Question

In a cylindrical water tank here are two small holes Q and P on a wall at a depth of ${h_1}$ from upper level of water and at a height of ${h_2}$ from a lower end of the tank , respectively, as shown in diagram. Water coming out of both the holes strikes the ground at the same point. The ratio of ${h_1}$ and ${h_2}$ is

$\left( A \right)1$
$\left( B \right)2$
$\left( C \right) > 1$
$\left( D \right) < 1$

Answer 1

Hint:The word efflux means fluid outflow. Apply the Torricelli equation to find the speed of efflux. Then apply the kinematic equation to determine its efflux velocity. Find the time taken by the efflux liquid to reach the floor. Apply the time equations in the kinematic equation to get the ratios of ${h_1}$and ${h_2}$.

Formula used:
$v = \sqrt {2gh} $
$s = ut + \dfrac{1}{2}a{t^2}$
Where $v$ is the efflux velocity, $h$ is the height of the cylinder, $a$ is the acceleration and $t$ is the time.

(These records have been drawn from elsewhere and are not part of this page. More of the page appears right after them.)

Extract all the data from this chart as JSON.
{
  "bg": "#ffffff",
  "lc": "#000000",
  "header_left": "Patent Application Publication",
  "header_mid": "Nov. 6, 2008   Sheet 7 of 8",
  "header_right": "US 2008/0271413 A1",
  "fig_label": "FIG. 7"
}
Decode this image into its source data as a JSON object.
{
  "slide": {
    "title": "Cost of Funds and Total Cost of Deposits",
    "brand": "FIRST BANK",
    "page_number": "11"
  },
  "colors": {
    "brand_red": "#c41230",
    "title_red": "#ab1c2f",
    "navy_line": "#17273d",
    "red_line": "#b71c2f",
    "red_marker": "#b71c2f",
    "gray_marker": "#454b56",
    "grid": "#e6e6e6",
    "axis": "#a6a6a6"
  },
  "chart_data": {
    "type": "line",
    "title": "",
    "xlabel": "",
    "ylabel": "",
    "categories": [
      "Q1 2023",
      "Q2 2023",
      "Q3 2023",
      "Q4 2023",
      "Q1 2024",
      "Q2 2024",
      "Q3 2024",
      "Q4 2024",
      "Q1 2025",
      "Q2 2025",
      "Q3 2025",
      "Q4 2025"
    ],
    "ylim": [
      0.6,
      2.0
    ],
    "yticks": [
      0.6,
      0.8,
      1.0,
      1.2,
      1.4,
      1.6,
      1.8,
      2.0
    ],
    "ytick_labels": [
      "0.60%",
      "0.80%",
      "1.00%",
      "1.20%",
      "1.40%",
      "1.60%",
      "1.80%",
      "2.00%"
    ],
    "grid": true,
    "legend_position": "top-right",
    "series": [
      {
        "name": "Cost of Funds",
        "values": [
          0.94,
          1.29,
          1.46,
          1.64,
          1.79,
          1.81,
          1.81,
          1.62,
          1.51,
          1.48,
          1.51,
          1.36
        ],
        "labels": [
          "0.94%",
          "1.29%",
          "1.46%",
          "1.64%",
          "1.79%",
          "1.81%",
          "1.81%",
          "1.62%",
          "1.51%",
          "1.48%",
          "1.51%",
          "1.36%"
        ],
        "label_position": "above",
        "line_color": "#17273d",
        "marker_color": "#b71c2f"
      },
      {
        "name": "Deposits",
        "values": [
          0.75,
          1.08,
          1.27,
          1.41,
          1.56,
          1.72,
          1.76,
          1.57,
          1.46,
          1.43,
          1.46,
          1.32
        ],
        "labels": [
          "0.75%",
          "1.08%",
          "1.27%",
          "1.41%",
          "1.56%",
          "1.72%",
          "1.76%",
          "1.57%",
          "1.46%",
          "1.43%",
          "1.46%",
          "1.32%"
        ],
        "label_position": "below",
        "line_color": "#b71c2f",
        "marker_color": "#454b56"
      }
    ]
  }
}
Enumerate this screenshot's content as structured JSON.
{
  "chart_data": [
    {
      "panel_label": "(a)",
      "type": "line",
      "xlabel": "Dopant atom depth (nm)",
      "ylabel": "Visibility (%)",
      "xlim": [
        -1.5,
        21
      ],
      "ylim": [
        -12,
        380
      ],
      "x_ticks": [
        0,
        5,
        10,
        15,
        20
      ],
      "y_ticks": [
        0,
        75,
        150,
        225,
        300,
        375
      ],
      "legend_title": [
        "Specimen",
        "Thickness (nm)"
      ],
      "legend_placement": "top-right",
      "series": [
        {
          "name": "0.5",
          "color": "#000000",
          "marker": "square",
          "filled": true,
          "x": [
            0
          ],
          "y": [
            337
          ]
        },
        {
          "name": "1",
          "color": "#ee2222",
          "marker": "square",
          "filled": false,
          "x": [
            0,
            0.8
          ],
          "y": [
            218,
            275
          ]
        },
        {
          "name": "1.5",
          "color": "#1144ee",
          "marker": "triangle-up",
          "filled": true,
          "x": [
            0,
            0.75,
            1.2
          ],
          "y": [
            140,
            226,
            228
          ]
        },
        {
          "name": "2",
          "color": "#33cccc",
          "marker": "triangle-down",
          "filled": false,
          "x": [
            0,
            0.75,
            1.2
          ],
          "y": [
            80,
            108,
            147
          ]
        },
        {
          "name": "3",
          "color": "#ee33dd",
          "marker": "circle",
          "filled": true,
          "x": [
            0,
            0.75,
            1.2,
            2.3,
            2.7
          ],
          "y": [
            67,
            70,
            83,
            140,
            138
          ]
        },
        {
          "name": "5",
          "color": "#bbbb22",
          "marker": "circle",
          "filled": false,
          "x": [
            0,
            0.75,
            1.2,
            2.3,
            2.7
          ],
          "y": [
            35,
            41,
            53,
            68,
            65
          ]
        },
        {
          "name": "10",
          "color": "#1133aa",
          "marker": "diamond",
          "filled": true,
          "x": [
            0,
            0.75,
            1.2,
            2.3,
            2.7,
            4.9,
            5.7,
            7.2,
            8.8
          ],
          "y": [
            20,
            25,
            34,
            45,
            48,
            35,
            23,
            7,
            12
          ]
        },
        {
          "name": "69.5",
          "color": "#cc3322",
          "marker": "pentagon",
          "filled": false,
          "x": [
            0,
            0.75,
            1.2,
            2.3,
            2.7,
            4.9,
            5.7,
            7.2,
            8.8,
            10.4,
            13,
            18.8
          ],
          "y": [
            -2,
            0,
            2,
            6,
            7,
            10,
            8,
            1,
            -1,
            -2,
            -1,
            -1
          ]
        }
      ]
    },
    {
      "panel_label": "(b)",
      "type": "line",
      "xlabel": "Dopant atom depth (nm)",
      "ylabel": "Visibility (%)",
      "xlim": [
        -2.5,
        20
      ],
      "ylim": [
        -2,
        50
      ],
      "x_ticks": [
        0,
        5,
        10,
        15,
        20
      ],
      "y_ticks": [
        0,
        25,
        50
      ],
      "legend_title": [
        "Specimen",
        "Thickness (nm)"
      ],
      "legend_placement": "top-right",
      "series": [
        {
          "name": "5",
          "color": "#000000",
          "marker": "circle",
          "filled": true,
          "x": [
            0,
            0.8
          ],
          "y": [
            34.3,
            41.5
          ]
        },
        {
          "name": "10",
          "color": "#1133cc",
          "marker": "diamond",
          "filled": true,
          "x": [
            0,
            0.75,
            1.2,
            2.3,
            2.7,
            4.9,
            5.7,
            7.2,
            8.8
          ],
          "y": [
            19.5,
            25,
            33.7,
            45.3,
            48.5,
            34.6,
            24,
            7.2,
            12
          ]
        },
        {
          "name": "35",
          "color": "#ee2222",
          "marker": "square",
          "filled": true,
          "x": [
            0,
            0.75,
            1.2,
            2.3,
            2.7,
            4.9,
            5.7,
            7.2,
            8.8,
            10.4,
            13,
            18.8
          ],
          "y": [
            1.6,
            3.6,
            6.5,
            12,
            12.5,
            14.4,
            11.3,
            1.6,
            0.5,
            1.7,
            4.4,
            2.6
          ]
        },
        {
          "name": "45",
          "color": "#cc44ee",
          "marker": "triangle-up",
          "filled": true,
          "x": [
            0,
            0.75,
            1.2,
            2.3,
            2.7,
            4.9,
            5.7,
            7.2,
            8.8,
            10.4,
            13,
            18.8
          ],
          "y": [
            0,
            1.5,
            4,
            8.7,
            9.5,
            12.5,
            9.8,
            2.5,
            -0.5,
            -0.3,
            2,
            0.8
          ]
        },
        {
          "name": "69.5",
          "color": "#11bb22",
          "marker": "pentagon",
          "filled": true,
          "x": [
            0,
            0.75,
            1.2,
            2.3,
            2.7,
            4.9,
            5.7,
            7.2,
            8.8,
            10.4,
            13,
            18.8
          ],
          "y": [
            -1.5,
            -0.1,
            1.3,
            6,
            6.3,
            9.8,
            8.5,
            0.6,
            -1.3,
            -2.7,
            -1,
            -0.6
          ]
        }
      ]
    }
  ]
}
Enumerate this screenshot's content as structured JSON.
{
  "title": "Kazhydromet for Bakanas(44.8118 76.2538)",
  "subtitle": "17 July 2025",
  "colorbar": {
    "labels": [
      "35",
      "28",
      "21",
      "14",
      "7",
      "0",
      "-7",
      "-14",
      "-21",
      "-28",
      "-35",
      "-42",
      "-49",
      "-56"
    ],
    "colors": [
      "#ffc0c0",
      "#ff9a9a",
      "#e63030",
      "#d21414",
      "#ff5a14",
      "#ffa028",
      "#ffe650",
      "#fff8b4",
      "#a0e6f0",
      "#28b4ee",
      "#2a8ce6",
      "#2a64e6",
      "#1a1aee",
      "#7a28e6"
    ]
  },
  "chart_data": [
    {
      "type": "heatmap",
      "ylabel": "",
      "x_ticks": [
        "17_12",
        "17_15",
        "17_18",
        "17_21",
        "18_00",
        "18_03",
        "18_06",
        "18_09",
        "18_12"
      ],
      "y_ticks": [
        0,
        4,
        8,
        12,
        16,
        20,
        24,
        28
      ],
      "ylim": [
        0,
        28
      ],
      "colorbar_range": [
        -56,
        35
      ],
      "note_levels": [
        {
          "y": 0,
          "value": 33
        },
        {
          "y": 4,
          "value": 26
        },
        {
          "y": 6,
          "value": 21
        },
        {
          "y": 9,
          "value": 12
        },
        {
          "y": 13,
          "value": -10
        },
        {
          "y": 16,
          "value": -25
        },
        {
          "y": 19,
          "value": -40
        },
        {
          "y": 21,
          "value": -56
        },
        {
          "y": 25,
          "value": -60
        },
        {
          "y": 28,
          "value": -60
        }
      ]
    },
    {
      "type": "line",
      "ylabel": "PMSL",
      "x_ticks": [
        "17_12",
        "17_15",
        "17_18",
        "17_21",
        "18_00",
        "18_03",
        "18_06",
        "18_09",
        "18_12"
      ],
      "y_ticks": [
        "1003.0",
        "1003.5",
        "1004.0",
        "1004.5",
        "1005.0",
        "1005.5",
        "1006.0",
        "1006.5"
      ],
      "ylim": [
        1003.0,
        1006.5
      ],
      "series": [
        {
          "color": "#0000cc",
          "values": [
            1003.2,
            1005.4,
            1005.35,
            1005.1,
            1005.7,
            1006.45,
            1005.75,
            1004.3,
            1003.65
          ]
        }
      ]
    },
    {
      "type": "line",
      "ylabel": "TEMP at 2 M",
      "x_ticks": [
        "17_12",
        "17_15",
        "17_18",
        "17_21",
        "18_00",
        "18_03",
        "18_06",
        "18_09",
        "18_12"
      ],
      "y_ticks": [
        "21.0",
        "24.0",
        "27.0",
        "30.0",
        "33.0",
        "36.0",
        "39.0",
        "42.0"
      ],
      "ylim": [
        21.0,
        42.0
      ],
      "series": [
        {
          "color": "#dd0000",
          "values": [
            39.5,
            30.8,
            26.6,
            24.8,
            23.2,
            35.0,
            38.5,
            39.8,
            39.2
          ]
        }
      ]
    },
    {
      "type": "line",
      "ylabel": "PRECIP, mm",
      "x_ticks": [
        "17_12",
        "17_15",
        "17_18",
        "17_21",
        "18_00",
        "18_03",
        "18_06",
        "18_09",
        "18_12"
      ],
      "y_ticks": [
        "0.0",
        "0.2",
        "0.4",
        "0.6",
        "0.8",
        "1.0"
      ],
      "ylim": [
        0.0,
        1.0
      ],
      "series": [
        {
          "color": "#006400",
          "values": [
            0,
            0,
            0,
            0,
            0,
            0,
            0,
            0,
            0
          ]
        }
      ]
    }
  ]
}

Complete step by step answer:
Consider a cylindrical water tank containing water with two holes at a position P and Q. P is placed at the height ${h_2}$from the ground level and Q is placed at height ${h_1}$from the top of the cylindrical tank. H is the height of the cylinder. Water coming from both holes P and Q strike the ground at the same point. By drawing a trajectory, we come to know its range is the same for both the liquids coming out the holes.
Now apply the Torricelli equation to the liquids coming out the holes. ${v_1}$ is the efflux velocity at point Q and ${v_2}$ is the efflux velocity at point P.
${v_1} = \sqrt {2g{h_1}} $
\[{v_2} = \sqrt {2g\left( {H - {h_2}} \right)} \]
We know that the range is same for the liquids coming out the holes
${R_1} = {R_2}$
Apply the kinematic equation $s = ut + \dfrac{1}{2}a{t^2}$.
No acceleration in the horizontal direction. Hence,
$R = ut$
${v_1}t = {v_2}t.....\left( 1 \right)$ (Since ${R_1} = {R_2}$)
Time taken by the liquids coming out the holes at the points P and Q.
${t_1} = \dfrac{{\sqrt {2\left( {H - {h_1}} \right)} }}{g}$
${t_2} = \sqrt {\dfrac{{2{h_2}}}{g}} $
Where g is acceleration due to gravity.
Apply ${t_1}$ and ${t_2}$in$eq\left( 1 \right)$ we get,
$\left( {\sqrt {2g{h_1}} } \right)\left( {\dfrac{{\sqrt {2\left( {H - {h_1}} \right)} }}{g}} \right) = \sqrt {2g\left( {H - {h_1}} \right)} \sqrt {\dfrac{{2{h_2}}}{g}} $
We get,
$\left( {H - {h_1}} \right){h_1} = \left( {H - {h_1}} \right){h_2}$
Therefore \[{h_1} = {h_2}\]
$\dfrac{{{h_1}}}{{{h_2}}} = 1$

Hence option$\left( 1 \right)$ is the right option.

Note:Torricelli discovered the speed of efflux from an open tank is given by the formula identical to that of a freely falling body. Efflux means fluid outflow. Bernoulli’s equation applies to fluids with zero viscosity or non-viscous fluid. Bernoulli’s equation does not hold for turbulent flows, because in that situation velocity and pressure are constantly changing with time.